Ama devir öyle bir devir oldu ki rüzgar estikçe dönen yel değirmenleri gibi insanlarda dönüyor, insanlar döndükçe hayal öğütüyorlar, döndükçe ümit öğütüyorlar.
İcraat sıfır.
Maalesef koca bir şehir, bir orta oyununa kurban ediliyor, geleceğe yönelip, gücünü yeni ümitlerle perçinlemesi gerekirken, vasıfsız adımların kaprislerine kurban ediliyor.
Kırşehir’in gücünün farkına varması sağlanamıyor. Elinde altın tasla sürünmesine müsaade ediliyor. Nice komşu şehir gücüne güç katıp, ülkede hatırı sayılır gelişmelere imza atarlarken, Kırşehir bu gelişmelerden nasiplenemiyor. Tarihin kendisine bahşettiği güzellikleri, gelecekle harmanlayamıyor.

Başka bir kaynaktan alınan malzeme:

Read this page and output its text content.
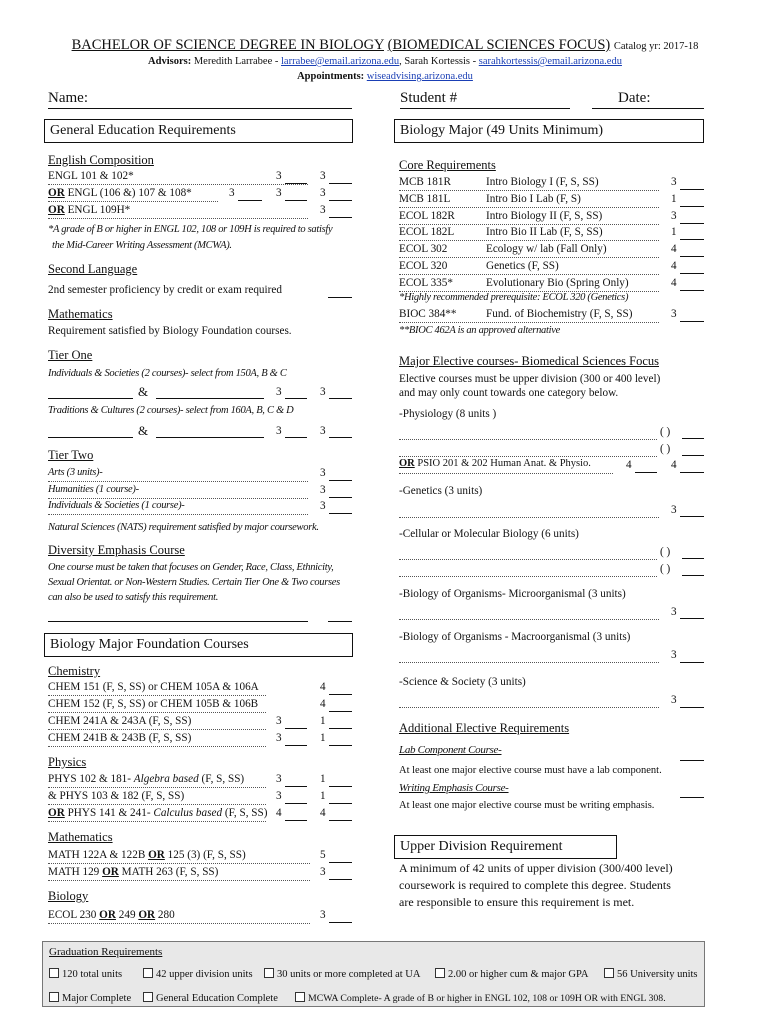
BACHELOR OF SCIENCE DEGREE IN BIOLOGY (BIOMEDICAL SCIENCES FOCUS) Catalog yr: 2017-18
Advisors: Meredith Larrabee - larrabee@email.arizona.edu, Sarah Kortessis - sarahkortessis@email.arizona.edu
Appointments: wiseadvising.arizona.edu
Name:	Student #	Date:
General Education Requirements	Biology Major (49 Units Minimum)
English Composition
ENGL 101 & 102*	3	3
OR ENGL (106 &) 107 & 108*	3	3	3
OR ENGL 109H*	3
*A grade of B or higher in ENGL 102, 108 or 109H is required to satisfy
the Mid-Career Writing Assessment (MCWA).
Second Language
2nd semester proficiency by credit or exam required
Mathematics
Requirement satisfied by Biology Foundation courses.
Tier One
Individuals & Societies (2 courses)- select from 150A, B & C
&	3	3
Traditions & Cultures (2 courses)- select from 160A, B, C & D
&	3	3
Tier Two
Arts (3 units)-	3
Humanities (1 course)-	3
Individuals & Societies (1 course)-	3
Natural Sciences (NATS) requirement satisfied by major coursework.
Diversity Emphasis Course
One course must be taken that focuses on Gender, Race, Class, Ethnicity,
Sexual Orientat. or Non-Western Studies. Certain Tier One & Two courses
can also be used to satisfy this requirement.
Biology Major Foundation Courses
Chemistry
CHEM 151 (F, S, SS) or CHEM 105A & 106A	4
CHEM 152 (F, S, SS) or CHEM 105B & 106B	4
CHEM 241A & 243A (F, S, SS)	3	1
CHEM 241B & 243B (F, S, SS)	3	1
Physics
PHYS 102 & 181- Algebra based (F, S, SS)	3	1
& PHYS 103 & 182 (F, S, SS)	3	1
OR PHYS 141 & 241- Calculus based (F, S, SS) 4	4
Mathematics
MATH 122A & 122B OR 125 (3) (F, S, SS)	5
MATH 129 OR MATH 263 (F, S, SS)	3
Biology
ECOL 230 OR 249 OR 280	3
Core Requirements
MCB 181R	Intro Biology I (F, S, SS)	3
MCB 181L	Intro Bio I Lab (F, S)	1
ECOL 182R	Intro Biology II (F, S, SS)	3
ECOL 182L	Intro Bio II Lab (F, S, SS)	1
ECOL 302	Ecology w/ lab (Fall Only)	4
ECOL 320	Genetics (F, SS)	4
ECOL 335*	Evolutionary Bio (Spring Only)	4
*Highly recommended prerequisite: ECOL 320 (Genetics)
BIOC 384**	Fund. of Biochemistry (F, S, SS)	3
**BIOC 462A is an approved alternative
Major Elective courses- Biomedical Sciences Focus
Elective courses must be upper division (300 or 400 level)
and may only count towards one category below.
-Physiology (8 units )
( )
( )
OR PSIO 201 & 202 Human Anat. & Physio.	4	4
-Genetics (3 units)
3
-Cellular or Molecular Biology (6 units)
( )
( )
-Biology of Organisms- Microorganismal (3 units)
3
-Biology of Organisms - Macroorganismal (3 units)
3
-Science & Society (3 units)
3
Additional Elective Requirements
Lab Component Course-
At least one major elective course must have a lab component.
Writing Emphasis Course-
At least one major elective course must be writing emphasis.
Upper Division Requirement
A minimum of 42 units of upper division (300/400 level)
coursework is required to complete this degree. Students
are responsible to ensure this requirement is met.
Graduation Requirements
120 total units	42 upper division units	30 units or more completed at UA	2.00 or higher cum & major GPA	56 University units
Major Complete	General Education Complete	MCWA Complete- A grade of B or higher in ENGL 102, 108 or 109H OR with ENGL 308.
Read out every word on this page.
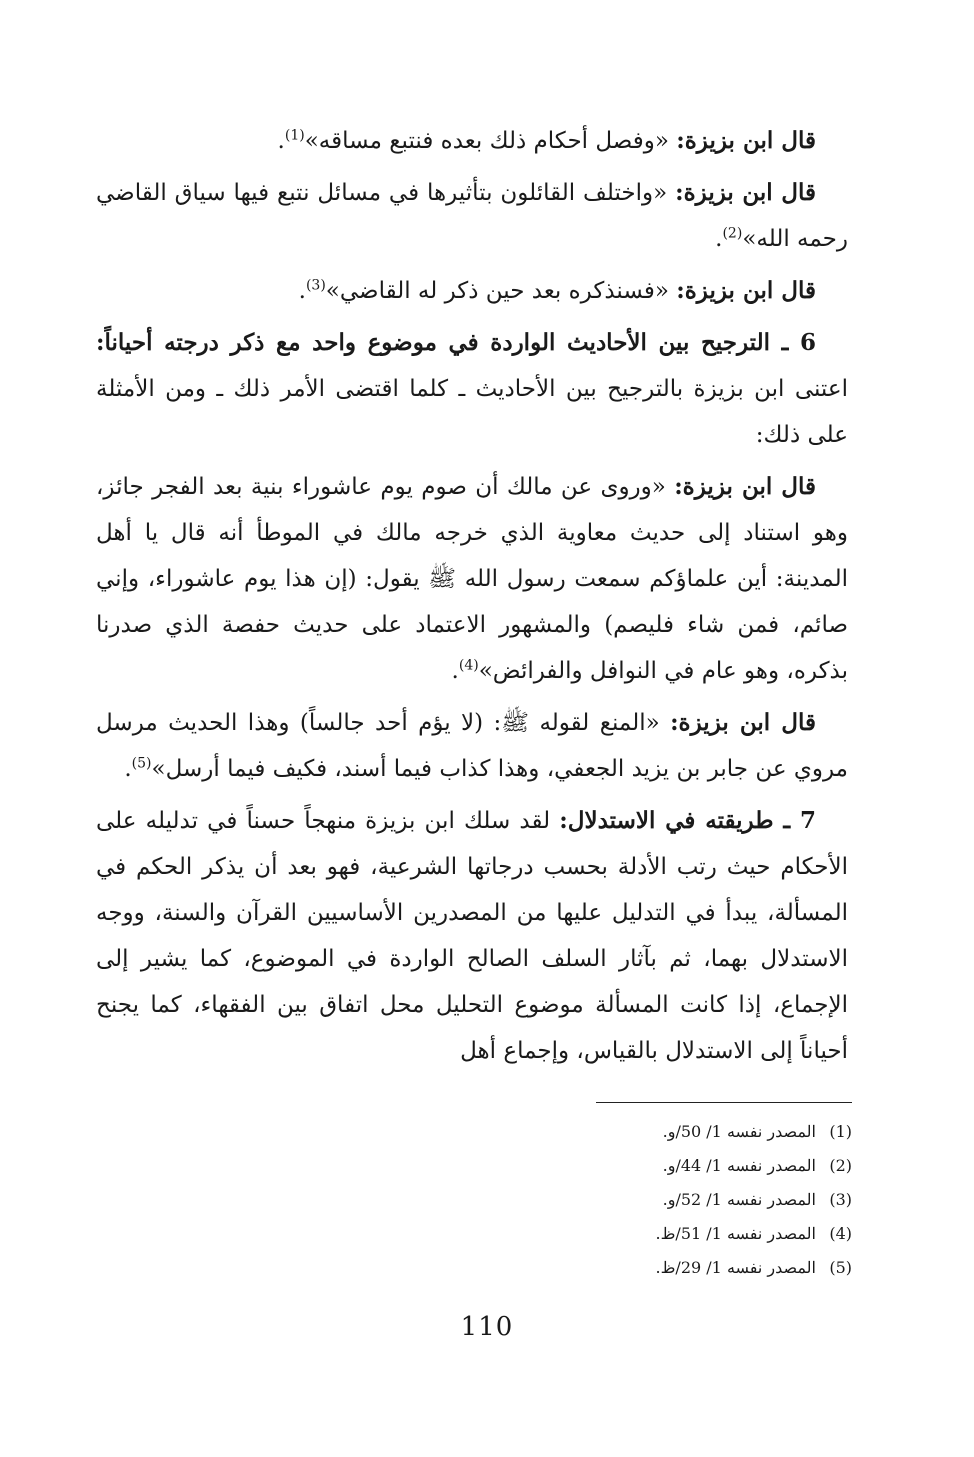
قال ابن بزيزة: «وفصل أحكام ذلك بعده فنتبع مساقه»$^{(1)}$.

قال ابن بزيزة: «واختلف القائلون بتأثيرها في مسائل نتبع فيها سياق القاضي رحمه الله»$^{(2)}$.

قال ابن بزيزة: «فسنذكره بعد حين ذكر له القاضي»$^{(3)}$.

6 ـ الترجيح بين الأحاديث الواردة في موضوع واحد مع ذكر درجته أحياناً: اعتنى ابن بزيزة بالترجيح بين الأحاديث ـ كلما اقتضى الأمر ذلك ـ ومن الأمثلة على ذلك:

قال ابن بزيزة: «وروى عن مالك أن صوم يوم عاشوراء بنية بعد الفجر جائز، وهو استناد إلى حديث معاوية الذي خرجه مالك في الموطأ أنه قال يا أهل المدينة: أين علماؤكم سمعت رسول الله ﷺ يقول: (إن هذا يوم عاشوراء، وإني صائم، فمن شاء فليصم) والمشهور الاعتماد على حديث حفصة الذي صدرنا بذكره، وهو عام في النوافل والفرائض»$^{(4)}$.

قال ابن بزيزة: «المنع لقوله ﷺ: (لا يؤم أحد جالساً) وهذا الحديث مرسل مروي عن جابر بن يزيد الجعفي، وهذا كذاب فيما أسند، فكيف فيما أرسل»$^{(5)}$.

7 ـ طريقته في الاستدلال: لقد سلك ابن بزيزة منهجاً حسناً في تدليله على الأحكام حيث رتب الأدلة بحسب درجاتها الشرعية، فهو بعد أن يذكر الحكم في المسألة، يبدأ في التدليل عليها من المصدرين الأساسيين القرآن والسنة، ووجه الاستدلال بهما، ثم بآثار السلف الصالح الواردة في الموضوع، كما يشير إلى الإجماع، إذا كانت المسألة موضوع التحليل محل اتفاق بين الفقهاء، كما يجنح أحياناً إلى الاستدلال بالقياس، وإجماع أهل

(1)المصدر نفسه 1/ 50/و.
(2)المصدر نفسه 1/ 44/و.
(3)المصدر نفسه 1/ 52/و.
(4)المصدر نفسه 1/ 51/ظ.
(5)المصدر نفسه 1/ 29/ظ.
110
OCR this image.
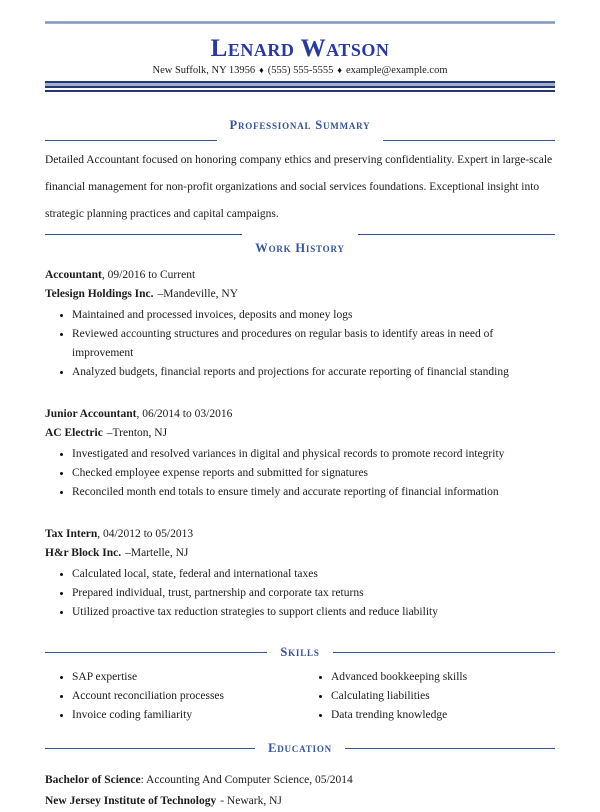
Lenard Watson
New Suffolk, NY 13956 ♦ (555) 555-5555 ♦ example@example.com
Professional Summary

Detailed Accountant focused on honoring company ethics and preserving confidentiality. Expert in large-scale financial management for non-profit organizations and social services foundations. Exceptional insight into strategic planning practices and capital campaigns.

Work History
Accountant, 09/2016 to Current
Telesign Holdings Inc. –Mandeville, NY
• Maintained and processed invoices, deposits and money logs
• Reviewed accounting structures and procedures on regular basis to identify areas in need of improvement
• Analyzed budgets, financial reports and projections for accurate reporting of financial standing
Junior Accountant, 06/2014 to 03/2016
AC Electric –Trenton, NJ
• Investigated and resolved variances in digital and physical records to promote record integrity
• Checked employee expense reports and submitted for signatures
• Reconciled month end totals to ensure timely and accurate reporting of financial information
Tax Intern, 04/2012 to 05/2013
H&r Block Inc. –Martelle, NJ
• Calculated local, state, federal and international taxes
• Prepared individual, trust, partnership and corporate tax returns
• Utilized proactive tax reduction strategies to support clients and reduce liability
Skills
• SAP expertise
• Account reconciliation processes
• Invoice coding familiarity
• Advanced bookkeeping skills
• Calculating liabilities
• Data trending knowledge
Education
Bachelor of Science: Accounting And Computer Science, 05/2014
New Jersey Institute of Technology - Newark, NJ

Kırşehir yıllardır diriltilmeyi bekliyor.
24 Haziran seçimlerinden sonra her alanda canla başla atılım üstüne atılım yapacak yeni bir Kırşehir için, harekete geçmeliyiz. Yeni bir hayale doğru, büyük düşlerin önden giden atlılarına yoldaş olarak, Kırşehir’i gelecek yüzyıla bağlamalıyız.
Her düşünce, her ideal ve her aşk, yeni bir Kırşehir için yanıp tutuşmalı.
Çünkü Kırşehir yalnızlık ve talihsizlikle kupkuru bir çöle dönmeyi yalnızlık filmini hiç ama hiç hak etmiyor.